Adjustment sets and approaches

How to find adjustment sets?

adjustment sets:
- the back-door criterion states that any set \(Z\) that blocks all backdoor paths from \(X\) to \(Y\) is a sufficient adjustment set for causal effect estimation of \(P(Y|\text{do}(X))\) using the backdoor formula.
- how do we find these sufficient sets?
- what if there are multiple?
adjustment: how to do this?
- stratification
- what is regression adjustment?
- T-learner vs S-learner

Valid adjustment sets

in general:
- \(PA_T\) (the direct parents of treatment \(T\): \(Z_1\)) are a valid adjustment set
- \(PA_Y\) (the direct parents of outcome \(Y\): \(Z_2\)) are a valid adjustment set
in this case:
- \(W\) is also a valid adjustment set

Valid adjustment sets: picking one

websites like dagitty.net and causalfusion.net provide user-friendly interfaces for creating and exporting DAGs, in addition:
- valid adjustment sets (if they exist)
- testable conditional independencies

How to do adjustment

What not to do

do univariable pre-screening against outcome (and / or treatment)

this should maybe never be done
especially not in the context of causal inference

Adjustment formula

\[P(y|\text{do}(x)) = \sum_z P(y|x,z)P(z)\]

entails summing over all possible values of \(Z\)
say \(Z\) is 5 categorical variables with each 3 categories, this means \(4^5=1024\) estimates of:
- \(P(y|x,z)\) for each value of \(x\)
what if \(Z\) is continuous?
in practice, researchers rely on smoothness assumptions (e.g. regression) to estimate \(P(Y|x,z)\) with a parametric model
this assumption can be based on substantive causal knowledge, but often seems inspired rather pragmatism or necessity
misspecification of this estimator leads to biased results (even if you know all the confounders)

Target queries

up to now we’ve worked exclusively with \(P(y|\text{do}(t))\): the probability of observing outcome \(y\) when setting treatment \(T\) to \(t\)
this is not typically what is of most interest, say there are two treatment options \(T \in \{0,1\}\) (control and ‘treatment’)
1. average treatment effect \[\text{ATE} = E[y|\text{do}(t=1)] - E[y|\text{do}(t=0)]\]
2. conditional average treatment effect \[\text{CATE} = E[y|\text{do}(t=1),w] - E[y|\text{do}(t=0),w]\]
3. prediction-under-intervention \(P(y|\text{do}(t),w)\) (more on this on day 4)
these can be computed from \(P(y|\text{do}(t),w)\)

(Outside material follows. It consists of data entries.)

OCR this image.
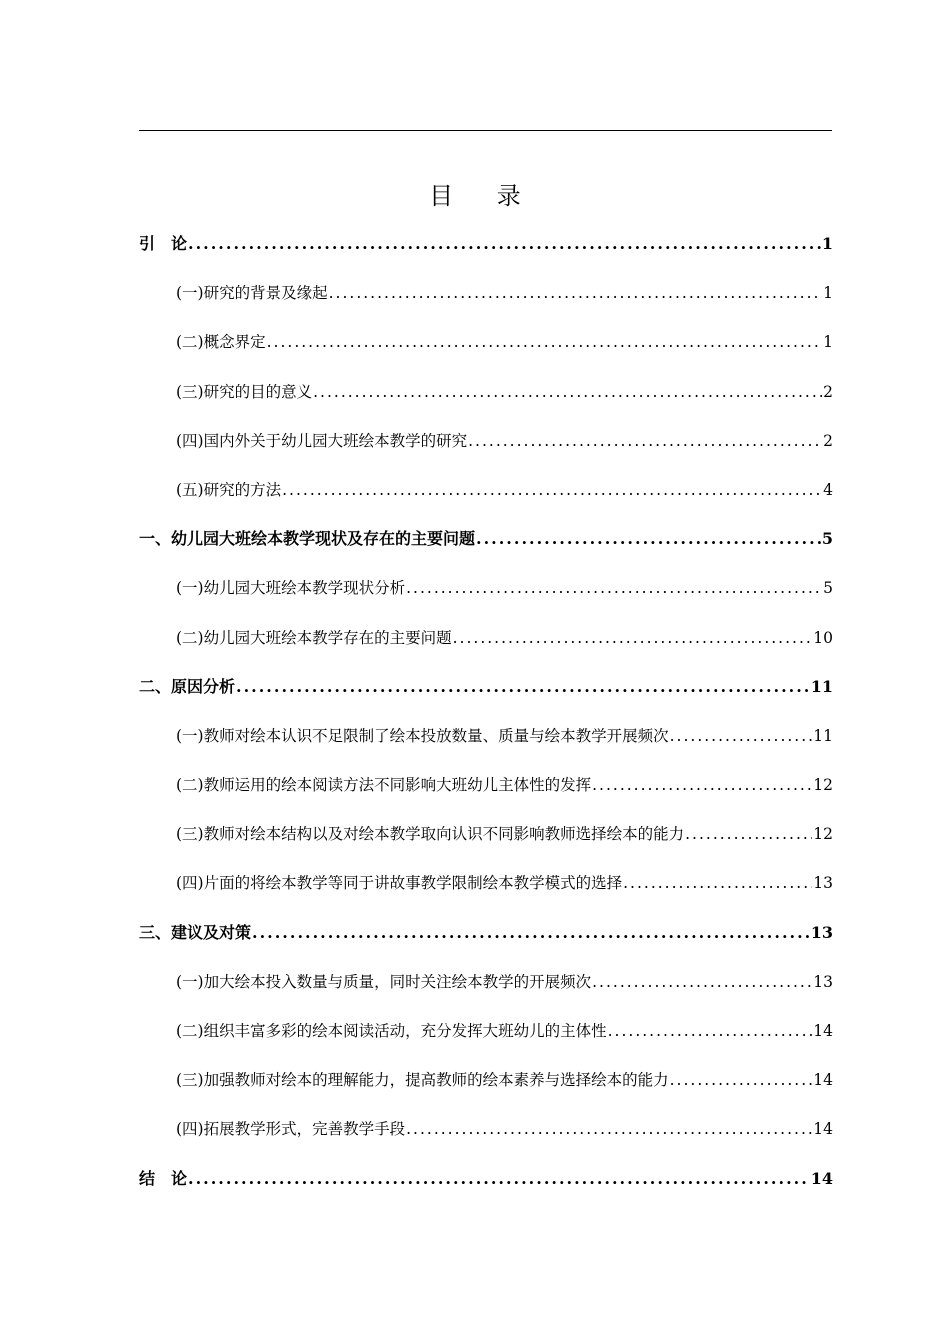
目 录
引　论 .....	1
(一)研究的背景及缘起 .....	1
(二)概念界定 .....	1
(三)研究的目的意义 .....	2
(四)国内外关于幼儿园大班绘本教学的研究 .....	2
(五)研究的方法 .....	4
一、幼儿园大班绘本教学现状及存在的主要问题 .....	5
(一)幼儿园大班绘本教学现状分析 .....	5
(二)幼儿园大班绘本教学存在的主要问题 .....	10
二、原因分析 .....	11
(一)教师对绘本认识不足限制了绘本投放数量、质量与绘本教学开展频次 .....	11
(二)教师运用的绘本阅读方法不同影响大班幼儿主体性的发挥 .....	12
(三)教师对绘本结构以及对绘本教学取向认识不同影响教师选择绘本的能力 .....	12
(四)片面的将绘本教学等同于讲故事教学限制绘本教学模式的选择 .....	13
三、建议及对策 .....	13
(一)加大绘本投入数量与质量，同时关注绘本教学的开展频次 .....	13
(二)组织丰富多彩的绘本阅读活动，充分发挥大班幼儿的主体性 .....	14
(三)加强教师对绘本的理解能力，提高教师的绘本素养与选择绘本的能力 .....	14
(四)拓展教学形式，完善教学手段 .....	14
结　论 .....	14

The simplest case: linear regression

assume the following structural causal model (\(z\) is confounder, \(u\) is exogenous noise): \[f_y(t,z,u) = \beta_t t + \beta_z z + \beta_u u\]
then: \[\begin{align} \text{ATE} &= E[Y|\text{do}(t=1)] - E[Y|\text{do}(t=0)] \\ &\class{fragment}{= E_{z,u}[\beta_t * 1+ \beta_z z + \beta_u u] - E_{z,u}[\beta_t * 0 + \beta_z z + \beta_u u]} \\ &\class{fragment}{= \beta_t + E_{z,u}[\beta_z z + \beta_u u] - E_{z,u}[\beta_z z + \beta_u u]} \\ &\class{fragment}{= \beta_t} \end{align}\]
i.e. the ATE collapses to the the regression parameter \(\beta_t\) in a linear regression model of \(y\) on \(t,z\)

General estimators for the ATE and the CATE (meta-learners)

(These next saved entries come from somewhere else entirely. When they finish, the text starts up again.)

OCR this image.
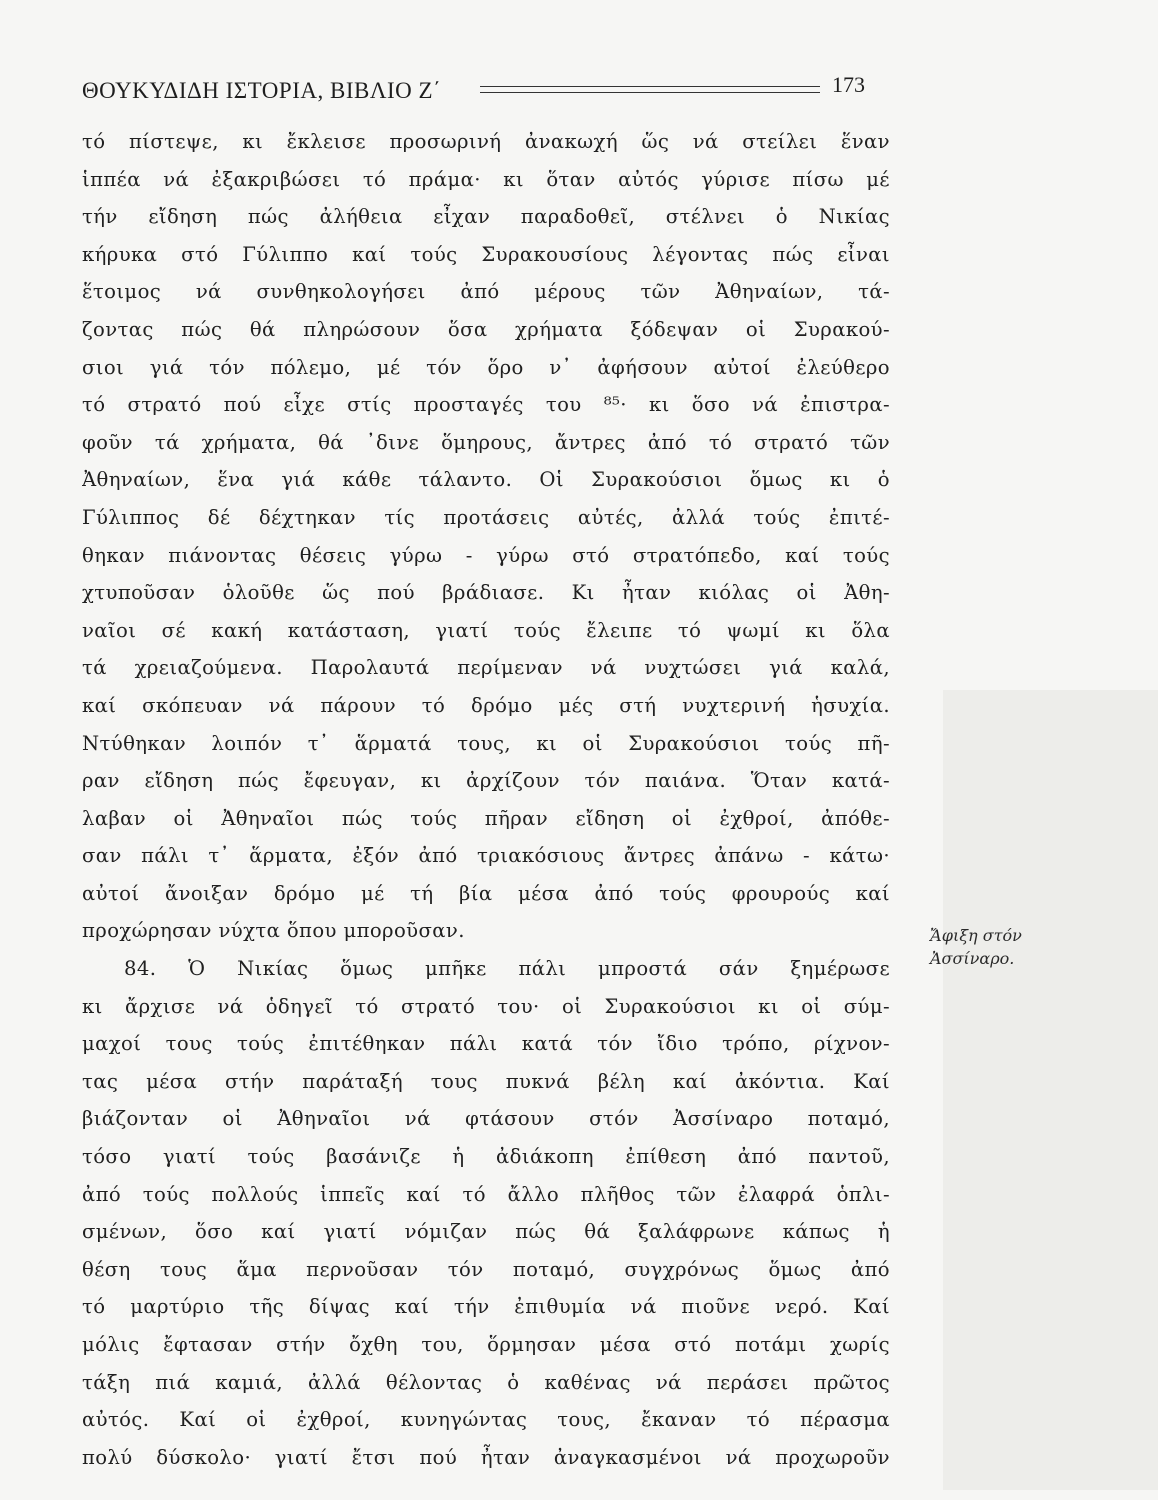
ΘΟΥΚΥΔΙΔΗ ΙΣΤΟΡΙΑ, ΒΙΒΛΙΟ Ζ΄	173
τό πίστεψε, κι ἔκλεισε προσωρινή ἀνακωχή ὥς νά στείλει ἕναν
ἱππέα νά ἐξακριβώσει τό πράμα· κι ὅταν αὐτός γύρισε πίσω μέ
τήν εἴδηση πώς ἀλήθεια εἶχαν παραδοθεῖ, στέλνει ὁ Νικίας
κήρυκα στό Γύλιππο καί τούς Συρακουσίους λέγοντας πώς εἶναι
ἕτοιμος νά συνθηκολογήσει ἀπό μέρους τῶν Ἀθηναίων, τά-
ζοντας πώς θά πληρώσουν ὅσα χρήματα ξόδεψαν οἱ Συρακού-
σιοι γιά τόν πόλεμο, μέ τόν ὅρο ν᾽ ἀφήσουν αὐτοί ἐλεύθερο
τό στρατό πού εἶχε στίς προσταγές του ⁸⁵· κι ὅσο νά ἐπιστρα-
φοῦν τά χρήματα, θά ᾽δινε ὅμηρους, ἄντρες ἀπό τό στρατό τῶν
Ἀθηναίων, ἕνα γιά κάθε τάλαντο. Οἱ Συρακούσιοι ὅμως κι ὁ
Γύλιππος δέ δέχτηκαν τίς προτάσεις αὐτές, ἀλλά τούς ἐπιτέ-
θηκαν πιάνοντας θέσεις γύρω - γύρω στό στρατόπεδο, καί τούς
χτυποῦσαν ὁλοῦθε ὥς πού βράδιασε. Κι ἦταν κιόλας οἱ Ἀθη-
ναῖοι σέ κακή κατάσταση, γιατί τούς ἔλειπε τό ψωμί κι ὅλα
τά χρειαζούμενα. Παρολαυτά περίμεναν νά νυχτώσει γιά καλά,
καί σκόπευαν νά πάρουν τό δρόμο μές στή νυχτερινή ἡσυχία.
Ντύθηκαν λοιπόν τ᾽ ἅρματά τους, κι οἱ Συρακούσιοι τούς πῆ-
ραν εἴδηση πώς ἔφευγαν, κι ἀρχίζουν τόν παιάνα. Ὅταν κατά-
λαβαν οἱ Ἀθηναῖοι πώς τούς πῆραν εἴδηση οἱ ἐχθροί, ἀπόθε-
σαν πάλι τ᾽ ἅρματα, ἐξόν ἀπό τριακόσιους ἄντρες ἀπάνω - κάτω·
αὐτοί ἄνοιξαν δρόμο μέ τή βία μέσα ἀπό τούς φρουρούς καί
προχώρησαν νύχτα ὅπου μποροῦσαν.
84. Ὁ Νικίας ὅμως μπῆκε πάλι μπροστά σάν ξημέρωσε
κι ἄρχισε νά ὁδηγεῖ τό στρατό του· οἱ Συρακούσιοι κι οἱ σύμ-
μαχοί τους τούς ἐπιτέθηκαν πάλι κατά τόν ἴδιο τρόπο, ρίχνον-
τας μέσα στήν παράταξή τους πυκνά βέλη καί ἀκόντια. Καί
βιάζονταν οἱ Ἀθηναῖοι νά φτάσουν στόν Ἀσσίναρο ποταμό,
τόσο γιατί τούς βασάνιζε ἡ ἀδιάκοπη ἐπίθεση ἀπό παντοῦ,
ἀπό τούς πολλούς ἱππεῖς καί τό ἄλλο πλῆθος τῶν ἐλαφρά ὁπλι-
σμένων, ὅσο καί γιατί νόμιζαν πώς θά ξαλάφρωνε κάπως ἡ
θέση τους ἅμα περνοῦσαν τόν ποταμό, συγχρόνως ὅμως ἀπό
τό μαρτύριο τῆς δίψας καί τήν ἐπιθυμία νά πιοῦνε νερό. Καί
μόλις ἔφτασαν στήν ὄχθη του, ὅρμησαν μέσα στό ποτάμι χωρίς
τάξη πιά καμιά, ἀλλά θέλοντας ὁ καθένας νά περάσει πρῶτος
αὐτός. Καί οἱ ἐχθροί, κυνηγώντας τους, ἔκαναν τό πέρασμα
πολύ δύσκολο· γιατί ἔτσι πού ἦταν ἀναγκασμένοι νά προχωροῦν
Ἄφιξη στόν
Ἀσσίναρο.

denote \(\tau(w) = E[y|\text{do}(t=1),w] - E[y|\text{do}(t=0),w]\)
- (assuming \(W\) is a sufficient set)
T-learner: model \(T=0\) and \(T=1\) separately (e.g. regression separetely for treated and untreated): \[\begin{align} \mu_0(w) &= E[Y|\text{do}(T=0),W=w] \\ \mu_1(w) &= E[Y|\text{do}(T=1),W=w] \\ \tau(w) &= \mu_1(w) - \mu_0(w) \end{align}\]
S-learner: use \(T\) as just another feature \[\begin{align} \mu(t,w) &= E[Y|T=t,W=w] \\ \tau(w) &= \mu(1,w) - \mu(0,w) \end{align}\]
(many other variants combinations: this is a whole literature)

Intuitive way-pointers:

where does the complexity come from?
1. variance in outcome under control: \(E[y|\text{do}(T=0),w]\)
2. variance CATE: \(\tau(w)\) (in statistics: interaction between treatment and covariate)

Where does the variance come from?

Figure 1: Three datasets with the same DAG

\(Y = T + 0.5 (X - \pi) + \epsilon\) (linear)
\(Y = T + \sin(X) + \epsilon\) (non-linear additive)
\(Y = T * \sin(X) - (1-T) \sin(x) + \epsilon\) (non-linear + interaction)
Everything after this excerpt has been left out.